Sementara itu, Rektor UNUSIDA, Prof. Dr. H. Fatkul Anam, M.Si. dalam sambutannya menyampaikan bahwa nilai-nilai dalam pembiasaan amaliyah Aswaja sangat relevan untuk menjawab tantangan zaman di tengah arus globalisasi dan perubahan sosial yang cepat.
Menurutnya, pembiasaan ini bukan hanya membentuk kecakapan spiritual, tetapi juga memperkuat karakter, akhlak, kecintaan terhadap tradisi, serta rasa tanggung jawab sosial mahasiswa.
“Nilai-nilai Aswaja ini menjadi pondasi penting agar mahasiswa tetap kokoh dalam akidah, berakhlak mulia, dan cinta tanah air. Ini perlu dimonitor dan dievaluasi agar menjadi budaya akademik yang berkelanjutan,” terangnya.
Ia berharap menjadi keunggulan khas FAI UNUSIDA, sekaligus identitas lulusan yang matang secara intelektual, spiritual, dan sosial.

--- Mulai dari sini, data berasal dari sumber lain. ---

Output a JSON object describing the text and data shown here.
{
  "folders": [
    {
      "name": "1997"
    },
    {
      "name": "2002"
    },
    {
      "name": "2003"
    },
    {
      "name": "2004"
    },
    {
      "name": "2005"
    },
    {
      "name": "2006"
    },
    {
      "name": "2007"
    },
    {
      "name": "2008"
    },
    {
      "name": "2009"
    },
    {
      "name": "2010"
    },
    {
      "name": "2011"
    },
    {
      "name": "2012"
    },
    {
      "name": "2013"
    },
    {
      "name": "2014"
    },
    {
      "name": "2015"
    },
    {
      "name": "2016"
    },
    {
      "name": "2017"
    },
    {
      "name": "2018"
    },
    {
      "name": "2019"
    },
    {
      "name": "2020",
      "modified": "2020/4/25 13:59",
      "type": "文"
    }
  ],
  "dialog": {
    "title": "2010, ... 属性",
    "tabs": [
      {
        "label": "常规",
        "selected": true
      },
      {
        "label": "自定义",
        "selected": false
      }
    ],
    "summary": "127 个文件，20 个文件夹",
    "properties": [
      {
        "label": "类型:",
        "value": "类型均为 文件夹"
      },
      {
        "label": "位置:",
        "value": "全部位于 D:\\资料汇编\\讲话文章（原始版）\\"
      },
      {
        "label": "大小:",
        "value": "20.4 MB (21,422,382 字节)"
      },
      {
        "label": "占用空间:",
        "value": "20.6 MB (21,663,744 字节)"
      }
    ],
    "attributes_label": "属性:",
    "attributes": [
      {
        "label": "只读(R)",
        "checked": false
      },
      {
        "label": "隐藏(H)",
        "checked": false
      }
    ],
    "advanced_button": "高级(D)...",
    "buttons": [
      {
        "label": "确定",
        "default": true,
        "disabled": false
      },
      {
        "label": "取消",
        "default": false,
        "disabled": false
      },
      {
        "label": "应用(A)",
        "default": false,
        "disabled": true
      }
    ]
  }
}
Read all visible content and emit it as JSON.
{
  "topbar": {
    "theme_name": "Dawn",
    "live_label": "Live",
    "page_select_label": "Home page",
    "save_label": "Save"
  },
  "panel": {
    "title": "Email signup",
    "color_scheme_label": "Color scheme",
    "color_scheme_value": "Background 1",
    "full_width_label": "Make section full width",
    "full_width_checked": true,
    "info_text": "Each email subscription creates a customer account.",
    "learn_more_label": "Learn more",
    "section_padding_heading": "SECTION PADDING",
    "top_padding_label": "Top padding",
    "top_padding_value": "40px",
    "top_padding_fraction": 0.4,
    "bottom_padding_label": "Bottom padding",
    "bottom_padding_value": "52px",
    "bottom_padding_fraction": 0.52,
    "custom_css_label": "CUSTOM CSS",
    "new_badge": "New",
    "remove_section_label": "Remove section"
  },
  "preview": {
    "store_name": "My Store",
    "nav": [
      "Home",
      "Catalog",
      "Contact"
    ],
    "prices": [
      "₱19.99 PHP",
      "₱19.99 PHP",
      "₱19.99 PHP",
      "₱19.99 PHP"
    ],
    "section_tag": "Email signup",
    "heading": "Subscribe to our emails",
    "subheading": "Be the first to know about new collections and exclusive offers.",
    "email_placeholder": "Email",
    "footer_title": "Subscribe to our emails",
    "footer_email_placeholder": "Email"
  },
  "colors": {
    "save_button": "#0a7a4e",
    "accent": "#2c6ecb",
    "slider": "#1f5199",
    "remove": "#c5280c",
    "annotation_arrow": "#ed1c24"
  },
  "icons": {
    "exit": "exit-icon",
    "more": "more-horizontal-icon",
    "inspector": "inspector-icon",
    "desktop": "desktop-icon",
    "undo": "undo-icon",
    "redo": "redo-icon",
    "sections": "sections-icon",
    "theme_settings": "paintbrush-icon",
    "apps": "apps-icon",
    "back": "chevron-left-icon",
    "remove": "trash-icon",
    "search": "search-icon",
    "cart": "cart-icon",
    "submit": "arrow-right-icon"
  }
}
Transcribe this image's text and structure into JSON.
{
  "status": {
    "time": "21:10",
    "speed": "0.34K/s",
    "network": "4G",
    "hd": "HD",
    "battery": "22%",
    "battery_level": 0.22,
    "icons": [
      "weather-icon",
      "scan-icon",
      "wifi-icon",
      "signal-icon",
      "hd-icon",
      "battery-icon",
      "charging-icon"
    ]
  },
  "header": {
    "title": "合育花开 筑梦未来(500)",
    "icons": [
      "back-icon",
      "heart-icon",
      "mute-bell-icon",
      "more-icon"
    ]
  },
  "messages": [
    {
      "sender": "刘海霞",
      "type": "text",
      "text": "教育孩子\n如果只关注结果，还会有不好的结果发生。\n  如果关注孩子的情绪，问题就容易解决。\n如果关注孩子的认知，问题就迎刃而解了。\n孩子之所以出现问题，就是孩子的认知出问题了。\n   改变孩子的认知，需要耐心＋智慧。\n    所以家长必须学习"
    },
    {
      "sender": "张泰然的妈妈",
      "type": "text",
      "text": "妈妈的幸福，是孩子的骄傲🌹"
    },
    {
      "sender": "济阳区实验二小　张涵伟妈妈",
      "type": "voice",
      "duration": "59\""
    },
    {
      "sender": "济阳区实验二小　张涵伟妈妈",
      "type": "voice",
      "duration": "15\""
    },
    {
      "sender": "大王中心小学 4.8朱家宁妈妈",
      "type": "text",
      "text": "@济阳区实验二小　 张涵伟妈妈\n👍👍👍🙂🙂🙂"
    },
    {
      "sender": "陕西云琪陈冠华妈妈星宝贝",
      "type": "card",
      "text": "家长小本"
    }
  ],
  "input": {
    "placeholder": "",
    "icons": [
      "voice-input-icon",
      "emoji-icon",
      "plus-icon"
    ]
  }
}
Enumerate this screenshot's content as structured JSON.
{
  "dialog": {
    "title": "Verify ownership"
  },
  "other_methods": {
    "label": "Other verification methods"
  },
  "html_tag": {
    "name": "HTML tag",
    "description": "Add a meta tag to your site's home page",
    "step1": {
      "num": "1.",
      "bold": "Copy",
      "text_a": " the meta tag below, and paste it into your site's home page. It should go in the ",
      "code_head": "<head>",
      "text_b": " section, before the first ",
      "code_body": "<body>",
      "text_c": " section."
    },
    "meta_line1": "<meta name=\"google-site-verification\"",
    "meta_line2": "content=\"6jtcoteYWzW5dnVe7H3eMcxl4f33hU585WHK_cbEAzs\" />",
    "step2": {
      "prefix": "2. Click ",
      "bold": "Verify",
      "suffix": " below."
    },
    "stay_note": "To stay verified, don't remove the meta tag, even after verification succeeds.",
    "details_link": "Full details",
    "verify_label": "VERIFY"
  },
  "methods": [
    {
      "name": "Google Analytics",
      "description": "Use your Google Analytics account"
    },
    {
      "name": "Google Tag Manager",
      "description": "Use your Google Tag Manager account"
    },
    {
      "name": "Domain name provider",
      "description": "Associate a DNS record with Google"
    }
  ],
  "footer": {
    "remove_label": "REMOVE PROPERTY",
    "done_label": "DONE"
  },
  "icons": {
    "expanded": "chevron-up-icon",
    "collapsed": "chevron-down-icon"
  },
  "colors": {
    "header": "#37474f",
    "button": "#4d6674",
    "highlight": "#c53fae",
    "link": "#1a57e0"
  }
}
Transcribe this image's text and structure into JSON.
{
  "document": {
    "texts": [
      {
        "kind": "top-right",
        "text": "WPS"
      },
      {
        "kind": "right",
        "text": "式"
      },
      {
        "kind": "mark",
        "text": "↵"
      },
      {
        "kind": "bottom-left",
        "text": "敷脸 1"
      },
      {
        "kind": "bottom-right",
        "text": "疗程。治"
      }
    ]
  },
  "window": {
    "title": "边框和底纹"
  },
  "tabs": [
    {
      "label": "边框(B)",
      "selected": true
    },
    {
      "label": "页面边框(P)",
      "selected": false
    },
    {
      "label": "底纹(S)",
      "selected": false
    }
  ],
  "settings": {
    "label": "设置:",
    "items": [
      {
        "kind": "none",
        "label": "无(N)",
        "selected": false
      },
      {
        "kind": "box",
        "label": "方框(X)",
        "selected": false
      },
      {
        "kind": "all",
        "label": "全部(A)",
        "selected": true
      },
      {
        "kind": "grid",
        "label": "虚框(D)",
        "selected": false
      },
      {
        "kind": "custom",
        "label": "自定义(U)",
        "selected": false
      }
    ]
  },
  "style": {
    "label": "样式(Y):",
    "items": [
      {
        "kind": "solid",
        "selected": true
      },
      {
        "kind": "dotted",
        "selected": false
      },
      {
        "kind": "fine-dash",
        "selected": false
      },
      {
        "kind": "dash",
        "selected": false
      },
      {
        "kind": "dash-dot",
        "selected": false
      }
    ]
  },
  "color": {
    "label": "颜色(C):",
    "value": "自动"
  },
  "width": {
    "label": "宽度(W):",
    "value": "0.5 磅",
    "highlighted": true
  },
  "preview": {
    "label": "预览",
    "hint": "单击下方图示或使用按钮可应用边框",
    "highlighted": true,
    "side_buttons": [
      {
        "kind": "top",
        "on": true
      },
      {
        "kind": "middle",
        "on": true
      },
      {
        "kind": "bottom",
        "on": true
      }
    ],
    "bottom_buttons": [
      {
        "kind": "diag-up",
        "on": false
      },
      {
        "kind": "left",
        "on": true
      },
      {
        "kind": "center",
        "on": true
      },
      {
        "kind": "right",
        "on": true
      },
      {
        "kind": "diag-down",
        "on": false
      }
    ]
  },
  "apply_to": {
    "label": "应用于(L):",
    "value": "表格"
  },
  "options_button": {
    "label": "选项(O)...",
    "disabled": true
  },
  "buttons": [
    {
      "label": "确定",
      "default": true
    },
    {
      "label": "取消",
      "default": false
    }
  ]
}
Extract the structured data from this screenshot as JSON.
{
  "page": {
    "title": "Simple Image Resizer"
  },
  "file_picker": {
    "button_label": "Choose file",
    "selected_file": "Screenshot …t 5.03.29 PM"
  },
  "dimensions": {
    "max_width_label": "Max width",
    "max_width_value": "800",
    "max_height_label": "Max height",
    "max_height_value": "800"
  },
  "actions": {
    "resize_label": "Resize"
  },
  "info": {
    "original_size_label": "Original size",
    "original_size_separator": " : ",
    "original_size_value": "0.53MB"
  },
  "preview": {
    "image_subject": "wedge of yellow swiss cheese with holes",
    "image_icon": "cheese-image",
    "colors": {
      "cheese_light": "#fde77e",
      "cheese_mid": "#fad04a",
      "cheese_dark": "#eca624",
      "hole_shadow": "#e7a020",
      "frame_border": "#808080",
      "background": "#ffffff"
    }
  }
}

Ke depan, P2A akan dilaksanakan secara rutin setiap Jumat tanpa perkuliahan, terpusat, dan dievaluasi secara berkala. Selain itu, program ini akan menjadi pilot project bagi seluruh prodi dan fakultas di UNUSIDA.
“Melalui Program Pembiasaan Amaliyah Aswaja, kami optimistis UNUSIDA mampu melahirkan generasi muda yang tidak hanya cakap secara akademik, tetapi juga siap hadir, memimpin, dan mengabdi di tengah masyarakat dengan nilai-nilai ke-NU-an yang kokoh dan relevan sepanjang zaman,” pungkasnya.